Over the holidays, 17 separate creative treatments – a mix of brand ads, product ads and testimonials from consumers – are hitting primetime TV and drive-time radio. Transit shelters and cinema preview trailers are also being explored.

The retailer is also using e-flyers, which have an increased readership of 65% YTD, as well as traditional flyers (about 11.5 million weekly) to drive traffic into stores. The flyers were revamped to match the TV campaign, with the tagline conveying the appropriate mood, such as ‘For days of gifting’ for its new line of gifts for the holidays.

Looking ahead, the company is exploring new places it has not traditionally ventured, with smaller stores (14,000 to 18,000 sq. ft.) in tiny towns such as Deer Lake, Nfld., Hearst, Ont. and Athabasca, Alta. As well, it’s opening Smart Stores in Nepean and Welland, Ont., this year.

McLay says these next-generation stores sport a new exterior look and a more attractive layout, and showcase their strengths in the automotive and tool business, while a big sports and recreational section will reflect category authority. The retailer is also adding, for the first time, a small ready-to-serve food section to drive traffic to the stores.

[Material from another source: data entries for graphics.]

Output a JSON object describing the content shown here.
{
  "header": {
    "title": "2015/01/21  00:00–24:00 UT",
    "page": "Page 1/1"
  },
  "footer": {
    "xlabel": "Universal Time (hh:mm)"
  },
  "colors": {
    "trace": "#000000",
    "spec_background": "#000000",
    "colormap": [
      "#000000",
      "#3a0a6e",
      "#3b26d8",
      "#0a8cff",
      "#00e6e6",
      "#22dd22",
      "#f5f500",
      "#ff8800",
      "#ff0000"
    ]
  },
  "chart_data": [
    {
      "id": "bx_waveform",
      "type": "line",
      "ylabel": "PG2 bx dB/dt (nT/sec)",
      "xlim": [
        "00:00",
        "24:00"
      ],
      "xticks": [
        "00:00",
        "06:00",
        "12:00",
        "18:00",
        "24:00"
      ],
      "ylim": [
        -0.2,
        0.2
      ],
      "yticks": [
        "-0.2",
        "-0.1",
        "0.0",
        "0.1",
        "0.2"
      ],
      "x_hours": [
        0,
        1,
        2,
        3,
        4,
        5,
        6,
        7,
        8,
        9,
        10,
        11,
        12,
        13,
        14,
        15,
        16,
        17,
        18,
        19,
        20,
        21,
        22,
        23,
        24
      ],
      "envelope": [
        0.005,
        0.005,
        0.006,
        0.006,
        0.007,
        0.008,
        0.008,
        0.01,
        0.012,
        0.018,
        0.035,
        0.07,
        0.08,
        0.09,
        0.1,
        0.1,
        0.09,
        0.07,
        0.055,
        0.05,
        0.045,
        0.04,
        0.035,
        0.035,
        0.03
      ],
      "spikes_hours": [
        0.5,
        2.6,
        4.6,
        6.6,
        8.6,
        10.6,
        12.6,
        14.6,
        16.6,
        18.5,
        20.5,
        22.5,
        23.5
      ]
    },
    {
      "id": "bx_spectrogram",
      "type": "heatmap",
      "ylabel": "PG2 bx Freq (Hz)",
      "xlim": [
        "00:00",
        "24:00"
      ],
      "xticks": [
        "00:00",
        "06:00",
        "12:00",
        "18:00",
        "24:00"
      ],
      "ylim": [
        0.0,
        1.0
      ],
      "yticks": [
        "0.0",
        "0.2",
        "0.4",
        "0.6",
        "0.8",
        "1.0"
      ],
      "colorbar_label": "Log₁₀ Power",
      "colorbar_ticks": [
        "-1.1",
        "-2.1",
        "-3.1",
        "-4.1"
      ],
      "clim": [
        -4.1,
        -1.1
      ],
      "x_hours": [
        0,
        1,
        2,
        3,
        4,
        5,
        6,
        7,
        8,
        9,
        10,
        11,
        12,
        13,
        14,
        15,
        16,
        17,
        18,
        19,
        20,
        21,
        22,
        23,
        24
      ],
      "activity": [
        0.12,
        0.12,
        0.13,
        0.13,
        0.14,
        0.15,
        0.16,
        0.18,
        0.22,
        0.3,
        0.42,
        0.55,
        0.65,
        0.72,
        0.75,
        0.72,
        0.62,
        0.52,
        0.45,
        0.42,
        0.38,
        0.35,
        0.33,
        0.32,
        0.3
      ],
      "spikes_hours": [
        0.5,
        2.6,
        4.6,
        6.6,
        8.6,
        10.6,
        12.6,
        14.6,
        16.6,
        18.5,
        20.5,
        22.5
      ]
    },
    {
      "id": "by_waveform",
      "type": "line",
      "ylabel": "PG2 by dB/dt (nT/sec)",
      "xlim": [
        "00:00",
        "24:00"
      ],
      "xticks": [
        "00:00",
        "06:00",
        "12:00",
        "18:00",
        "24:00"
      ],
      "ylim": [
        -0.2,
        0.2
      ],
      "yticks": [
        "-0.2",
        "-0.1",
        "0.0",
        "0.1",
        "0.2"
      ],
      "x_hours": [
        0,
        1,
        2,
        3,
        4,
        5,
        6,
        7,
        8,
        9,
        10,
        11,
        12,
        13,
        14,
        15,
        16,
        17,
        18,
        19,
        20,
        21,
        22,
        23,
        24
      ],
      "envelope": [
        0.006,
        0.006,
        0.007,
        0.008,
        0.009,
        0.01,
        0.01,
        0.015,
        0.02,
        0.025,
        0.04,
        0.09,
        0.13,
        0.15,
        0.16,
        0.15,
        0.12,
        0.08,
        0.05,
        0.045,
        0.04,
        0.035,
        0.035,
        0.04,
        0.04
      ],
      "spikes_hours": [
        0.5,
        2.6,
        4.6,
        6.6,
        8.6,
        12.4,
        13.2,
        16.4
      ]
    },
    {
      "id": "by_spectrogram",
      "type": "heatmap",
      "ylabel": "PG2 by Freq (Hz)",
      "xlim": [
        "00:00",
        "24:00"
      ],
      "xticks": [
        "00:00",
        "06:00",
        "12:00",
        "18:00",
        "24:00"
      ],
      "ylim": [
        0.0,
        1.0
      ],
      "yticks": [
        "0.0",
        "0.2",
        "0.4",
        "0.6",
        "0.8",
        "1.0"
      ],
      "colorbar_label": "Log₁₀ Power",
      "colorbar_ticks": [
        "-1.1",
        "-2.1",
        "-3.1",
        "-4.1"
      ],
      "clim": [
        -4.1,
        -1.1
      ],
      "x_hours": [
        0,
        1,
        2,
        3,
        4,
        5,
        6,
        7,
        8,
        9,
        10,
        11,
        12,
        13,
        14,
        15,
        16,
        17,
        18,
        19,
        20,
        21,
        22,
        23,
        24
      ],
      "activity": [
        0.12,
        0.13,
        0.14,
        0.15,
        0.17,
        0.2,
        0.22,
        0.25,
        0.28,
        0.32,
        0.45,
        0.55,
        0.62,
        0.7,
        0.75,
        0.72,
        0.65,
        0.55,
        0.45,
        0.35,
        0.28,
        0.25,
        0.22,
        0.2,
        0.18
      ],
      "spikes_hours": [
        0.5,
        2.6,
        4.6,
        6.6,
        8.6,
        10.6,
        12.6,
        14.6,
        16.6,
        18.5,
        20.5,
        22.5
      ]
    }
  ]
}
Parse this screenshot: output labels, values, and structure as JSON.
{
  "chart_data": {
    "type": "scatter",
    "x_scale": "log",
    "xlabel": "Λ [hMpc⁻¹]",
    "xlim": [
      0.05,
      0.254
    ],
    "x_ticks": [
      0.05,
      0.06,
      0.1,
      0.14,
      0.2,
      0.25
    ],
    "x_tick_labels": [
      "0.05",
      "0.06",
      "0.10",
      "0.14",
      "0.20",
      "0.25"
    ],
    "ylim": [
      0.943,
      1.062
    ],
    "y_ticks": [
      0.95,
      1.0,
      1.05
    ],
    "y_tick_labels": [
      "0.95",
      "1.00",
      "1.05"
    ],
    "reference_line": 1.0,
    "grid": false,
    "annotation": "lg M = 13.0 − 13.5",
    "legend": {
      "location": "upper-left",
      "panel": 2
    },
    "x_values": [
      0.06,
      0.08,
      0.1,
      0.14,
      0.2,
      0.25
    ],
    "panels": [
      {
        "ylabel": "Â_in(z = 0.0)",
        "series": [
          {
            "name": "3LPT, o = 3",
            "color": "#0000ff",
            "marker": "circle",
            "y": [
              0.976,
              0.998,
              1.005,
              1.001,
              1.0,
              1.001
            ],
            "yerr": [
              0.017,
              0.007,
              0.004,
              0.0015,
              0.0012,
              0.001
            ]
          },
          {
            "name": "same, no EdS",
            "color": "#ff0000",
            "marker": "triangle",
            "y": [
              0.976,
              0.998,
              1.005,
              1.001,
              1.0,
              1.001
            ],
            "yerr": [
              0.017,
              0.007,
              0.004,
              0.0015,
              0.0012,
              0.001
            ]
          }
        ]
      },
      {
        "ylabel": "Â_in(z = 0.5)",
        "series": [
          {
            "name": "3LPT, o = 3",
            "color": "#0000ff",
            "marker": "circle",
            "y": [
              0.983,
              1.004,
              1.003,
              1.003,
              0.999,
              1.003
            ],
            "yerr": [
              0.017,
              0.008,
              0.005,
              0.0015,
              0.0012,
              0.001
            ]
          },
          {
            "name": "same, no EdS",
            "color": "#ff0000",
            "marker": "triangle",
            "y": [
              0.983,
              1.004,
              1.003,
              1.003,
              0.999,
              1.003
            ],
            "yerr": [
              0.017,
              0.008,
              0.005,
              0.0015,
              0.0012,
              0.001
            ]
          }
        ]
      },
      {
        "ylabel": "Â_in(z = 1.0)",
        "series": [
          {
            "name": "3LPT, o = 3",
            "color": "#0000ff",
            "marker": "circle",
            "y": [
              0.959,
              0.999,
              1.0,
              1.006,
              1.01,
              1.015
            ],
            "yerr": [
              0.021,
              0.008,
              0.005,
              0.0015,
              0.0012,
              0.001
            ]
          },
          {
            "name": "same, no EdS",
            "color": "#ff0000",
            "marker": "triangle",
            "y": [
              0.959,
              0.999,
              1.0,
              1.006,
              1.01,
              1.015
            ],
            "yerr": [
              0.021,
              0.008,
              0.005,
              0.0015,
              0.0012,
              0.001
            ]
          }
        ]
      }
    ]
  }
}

And what does he see for 2009? ‘If you can let me know what the Canadian dollar’s going to be, I might be able to tell you,’ he jokes. Then he adds, more seriously: ‘We, like most retailers, have to be positioned for flexibility and are cautiously optimistic in the future.’

Toshiba interrupts the holiday hubbub with unconventional antics

Toshiba Canada, which usually adopts a serious brand image befitting a maker of laptops and TVs, is set to ‘make people smile’ and break through the clutter of holiday ads with a campaign designed to go against the conventional ‘surprising your loved ones with a gift’ messaging.

The 30-second TV spots called ‘Spoil the Surprise’ explore the notion of telling loved ones in advance exactly what they are getting. ‘We all have the experience of getting gifts that are not exactly suited for us, but when times are more challenging – and it’s going to be a tougher year for all consumers – it’s even more important to make sure our dollars are spent in the most beneficial way,’ says Sherry Lyons.

Starting in mid-November, two commercials created by Zig hit primetime TV. One of the ads, explains Zig’s creative director Kevin Lynch, opens with a voiceover: ‘This laptop is for Geoff Berg of Mississauga.’ Immediately, arrows and spotlights point to several wrapped presents, one of which keeps beeping, ‘It’s a Toshiba laptop, it’s a Toshiba laptop.’ Product features then unfold, and the tagline points consumers to to learn more.

Also, by driving to the website, Toshiba wants to educate consumers on the wide range of options within the TV and laptop product lines, says Lyons.

To attract gaming enthusiasts, the company is also on Facebook, and this holiday season Toshiba is increasing its presence in malls.

Lynch says the unconventional approach is needed, especially for high-end gifts. ‘Every marketer is gunning for the same dollars, and you have many sales messages which are similar – ‘We have the perfect gift for everyone on your list.”